There are a few limitations to our study. The most important weakness is perhaps that we have not extended our investigation to include infants and children aged ≤2 years who were not toilet-trained. Furthermore, the subgroup of children in their third year of life was quite small compared to the other age groups, and the results in this group did not match general trends of our findings. Finally, our study cohort is homogeneous, and other populations with more varied racial and ethnic groups may be needed for validation of our results over time.

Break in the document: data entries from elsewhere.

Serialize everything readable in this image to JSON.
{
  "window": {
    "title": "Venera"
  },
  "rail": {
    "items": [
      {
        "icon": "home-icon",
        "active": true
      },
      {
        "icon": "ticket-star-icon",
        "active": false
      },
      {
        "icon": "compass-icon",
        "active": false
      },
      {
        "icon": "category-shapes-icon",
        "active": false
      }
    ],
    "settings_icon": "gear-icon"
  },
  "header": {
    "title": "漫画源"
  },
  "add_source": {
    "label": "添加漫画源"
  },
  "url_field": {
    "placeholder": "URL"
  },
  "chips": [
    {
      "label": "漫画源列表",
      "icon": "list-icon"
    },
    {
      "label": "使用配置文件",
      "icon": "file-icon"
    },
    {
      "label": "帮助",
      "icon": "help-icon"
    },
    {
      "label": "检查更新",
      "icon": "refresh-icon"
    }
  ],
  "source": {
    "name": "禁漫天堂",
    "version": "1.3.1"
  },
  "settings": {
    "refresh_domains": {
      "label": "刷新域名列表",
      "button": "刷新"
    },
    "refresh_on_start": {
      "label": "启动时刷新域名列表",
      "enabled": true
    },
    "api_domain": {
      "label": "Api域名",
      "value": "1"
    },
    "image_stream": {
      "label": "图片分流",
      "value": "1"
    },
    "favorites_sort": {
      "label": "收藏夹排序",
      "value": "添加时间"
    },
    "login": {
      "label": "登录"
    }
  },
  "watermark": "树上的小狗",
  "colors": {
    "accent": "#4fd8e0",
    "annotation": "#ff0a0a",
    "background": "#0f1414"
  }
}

Our results, based on a large representative population of healthy children and adolescents, may provide useful normative data to screen for urinary citrate, particularly in individuals at risk of urolithiasis and/or nephrocalcinosis. In contrast to other available reference values in children, this report shows specific and more precise cut-off points in citrate excretion by indicating differences between boys and girls in critical stages of growth. The determination of a distinct urinary citrate reference may be of value in monitoring management with citrate supplements in pediatric stone disease.